Whoever he was––and is––the Teacher knows your hunger, your desire, but the finding you seek always means a losing as well. Desire is the prelude to surrender:
So, I thought I had to become more than I was, more than I’d been,
but that wasn’t it. It seemed rather that
something had to go. Something had to be let go of.[vii]
No cheap grace here; instead, the “hard and bitter agony. . . like death” endured by T. S. Eliot’s Magi in their own search for the Holy One. As Magdalene sums up the message in another poem:
How many times did he say it
Change doesn’t hurt he’d say,
as much as resistance to change [viii]
Howe’s haunting suite of poems, like Mark’s gospel, ends inconclusively. “What use / has it been? Somebody loved me / Somebody left. . .” And yet, “Whatever flooded into the world when / He died” relieves the wounding absence with traces of an impossible presence. This redemptive hope is perfectly expressed in “Magdalene at the Grave,” whose clear echo of the Easter appearance stories blesses us with a strange and consoling grace.
On a late summer afternoon, the poet is driving to a cemetery to mourn a departed loved one. Whether she’s Mary remembering Jesus or Marie mourning an unnamed contemporary doesn’t matter. All mortal stories converge at the remembering place. When a heavy rain starts to fall, she decides to turn the car around and head for home. But once she reaches her driveway, she feels a strong compulsion (“as if something were pulling me”) to go back and complete her pilgrimage to the grave of her beloved.

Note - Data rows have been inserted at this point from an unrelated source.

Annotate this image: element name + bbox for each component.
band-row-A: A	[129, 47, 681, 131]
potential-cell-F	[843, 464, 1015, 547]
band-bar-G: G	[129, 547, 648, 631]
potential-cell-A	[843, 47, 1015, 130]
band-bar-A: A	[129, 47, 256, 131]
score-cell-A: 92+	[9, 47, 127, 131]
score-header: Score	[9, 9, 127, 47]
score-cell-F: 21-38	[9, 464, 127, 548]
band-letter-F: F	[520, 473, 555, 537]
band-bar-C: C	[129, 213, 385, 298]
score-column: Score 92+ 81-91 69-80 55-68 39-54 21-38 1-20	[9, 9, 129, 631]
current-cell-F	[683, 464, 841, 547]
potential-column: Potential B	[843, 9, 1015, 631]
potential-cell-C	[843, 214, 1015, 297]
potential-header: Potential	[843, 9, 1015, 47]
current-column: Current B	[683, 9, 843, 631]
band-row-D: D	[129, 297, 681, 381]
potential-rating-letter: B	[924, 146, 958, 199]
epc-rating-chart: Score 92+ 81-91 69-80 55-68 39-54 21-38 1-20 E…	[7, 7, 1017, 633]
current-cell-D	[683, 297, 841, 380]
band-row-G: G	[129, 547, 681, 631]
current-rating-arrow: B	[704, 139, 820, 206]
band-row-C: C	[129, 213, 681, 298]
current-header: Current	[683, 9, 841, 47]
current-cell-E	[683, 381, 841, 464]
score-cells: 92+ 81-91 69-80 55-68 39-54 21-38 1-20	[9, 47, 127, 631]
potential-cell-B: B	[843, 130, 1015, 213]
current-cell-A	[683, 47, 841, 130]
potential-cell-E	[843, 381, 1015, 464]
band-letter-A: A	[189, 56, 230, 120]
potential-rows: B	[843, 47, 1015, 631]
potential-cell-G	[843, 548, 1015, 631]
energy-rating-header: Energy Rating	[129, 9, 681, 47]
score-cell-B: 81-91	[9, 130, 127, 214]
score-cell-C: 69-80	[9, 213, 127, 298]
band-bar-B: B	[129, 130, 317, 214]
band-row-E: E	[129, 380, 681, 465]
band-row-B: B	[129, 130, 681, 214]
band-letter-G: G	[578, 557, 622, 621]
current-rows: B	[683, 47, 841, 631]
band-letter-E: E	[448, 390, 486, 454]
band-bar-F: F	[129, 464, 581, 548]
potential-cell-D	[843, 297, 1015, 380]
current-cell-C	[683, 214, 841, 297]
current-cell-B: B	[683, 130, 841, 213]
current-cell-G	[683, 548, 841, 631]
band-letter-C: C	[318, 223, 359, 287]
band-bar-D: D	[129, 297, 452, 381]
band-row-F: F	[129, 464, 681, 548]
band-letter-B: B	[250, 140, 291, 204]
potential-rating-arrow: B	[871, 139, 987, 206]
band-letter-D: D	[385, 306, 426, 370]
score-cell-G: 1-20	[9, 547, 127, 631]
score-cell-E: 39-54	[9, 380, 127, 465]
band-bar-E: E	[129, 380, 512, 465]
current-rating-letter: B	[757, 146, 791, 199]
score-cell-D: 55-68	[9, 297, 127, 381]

Ridiculous as it was to park and kneel where he’d been buried
––to kneel in the rain––I laughed out loud!
After a few minutes, I looked up and saw the other car idling,
the driver’s window rolled down.
It’s a moment radiant with resurrection mystery. The sudden appearance of the other car. The window rolled down, but is someone there or not? No running over for a closer look. No touch. Only this final, utterly persuasive testimony:
The tears I wept were not tears of grief.
How many times must it happen before I believe?

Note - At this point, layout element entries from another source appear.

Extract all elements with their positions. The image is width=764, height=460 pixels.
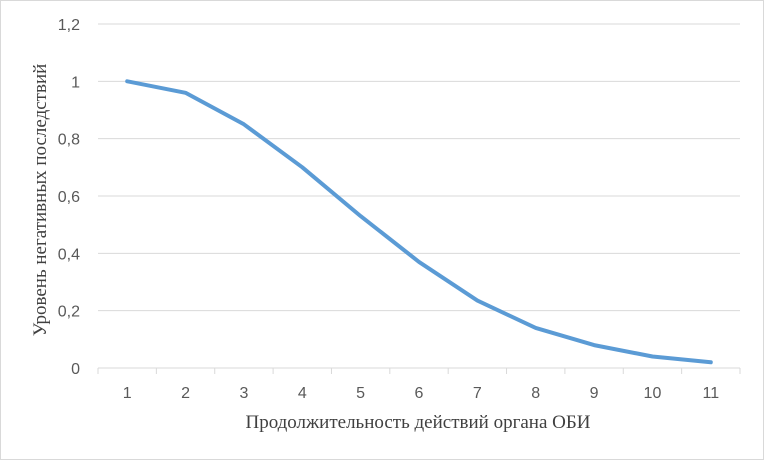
y-tick-label: 0,6 [58, 189, 80, 206]
x-axis-title: Продолжительность действий органа ОБИ [245, 412, 590, 433]
y-tick-label: 0,2 [58, 304, 80, 321]
series-line [125, 79, 713, 365]
x-tick-label: 8 [531, 385, 540, 402]
x-tick-label: 7 [473, 385, 482, 402]
x-tick-label: 10 [644, 385, 662, 402]
gridlines [98, 23, 740, 369]
y-tick-label: 1 [71, 74, 80, 91]
x-tick-label: 6 [415, 385, 424, 402]
x-axis-ticks [97, 368, 741, 374]
x-tick-label: 9 [590, 385, 599, 402]
y-tick-label: 0,4 [58, 246, 80, 263]
y-tick-label: 1,2 [58, 17, 80, 34]
x-axis-tick-labels: 1 2 3 4 5 6 7 8 9 10 11 [123, 385, 719, 402]
y-axis-tick-labels: 0 0,2 0,4 0,6 0,8 1 1,2 [58, 17, 80, 378]
x-tick-label: 3 [239, 385, 248, 402]
y-axis-title: Уровень негативных последствий [30, 64, 51, 337]
y-tick-label: 0 [71, 361, 80, 378]
y-tick-label: 0,8 [58, 132, 80, 149]
x-tick-label: 11 [703, 385, 720, 402]
x-tick-label: 4 [298, 385, 307, 402]
x-tick-label: 5 [356, 385, 365, 402]
x-tick-label: 1 [123, 385, 132, 402]
x-tick-label: 2 [181, 385, 190, 402]
series-layer [125, 79, 713, 365]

[i] Marie Howe, “Magdalene on Gethsemane,” in Magdalene: Poems (New York / London: W.W. Norton & Company, 2017), 46. All of Howe’s cited poems are from this volume.
[ii] Interview in EDS Now (Spring 2013), p. 5. Episcopal Divinity School (EDS) in Cambridge, MA, was my seminary.
[iii] “Magdalene Afterwards,” in Howe, 48.
[iv] “Adaptation,” in Howe, 79-80.
[v] “Magdalene––The Seven Devils,” in Howe, 16, 18.
[vi] “The Teacher,” in Howe, 69.
[vii] “The Teacher,” in Howe, 42-43.
[viii] One of 7 untitled interludes in Howe, 54.
Thanks Jim, love Donatello and Giotto….and Mary and Jesus and You
Thank you, Neil! I’m honored to be in such illustrious company. Easter blessings to you all.
You’re plumbing the mystery of incarnation, and it’s mind-bending and faith-enriching. I read this on the heels of meditations on Jesus cooking a meal for the fishing few disciples after his resurrection, the stuffed net, Jesus’ baffling trio of questions and Simon Peter’s grappling with that moment in time. The mysteries of Magdalene go deep, as well. Thank you.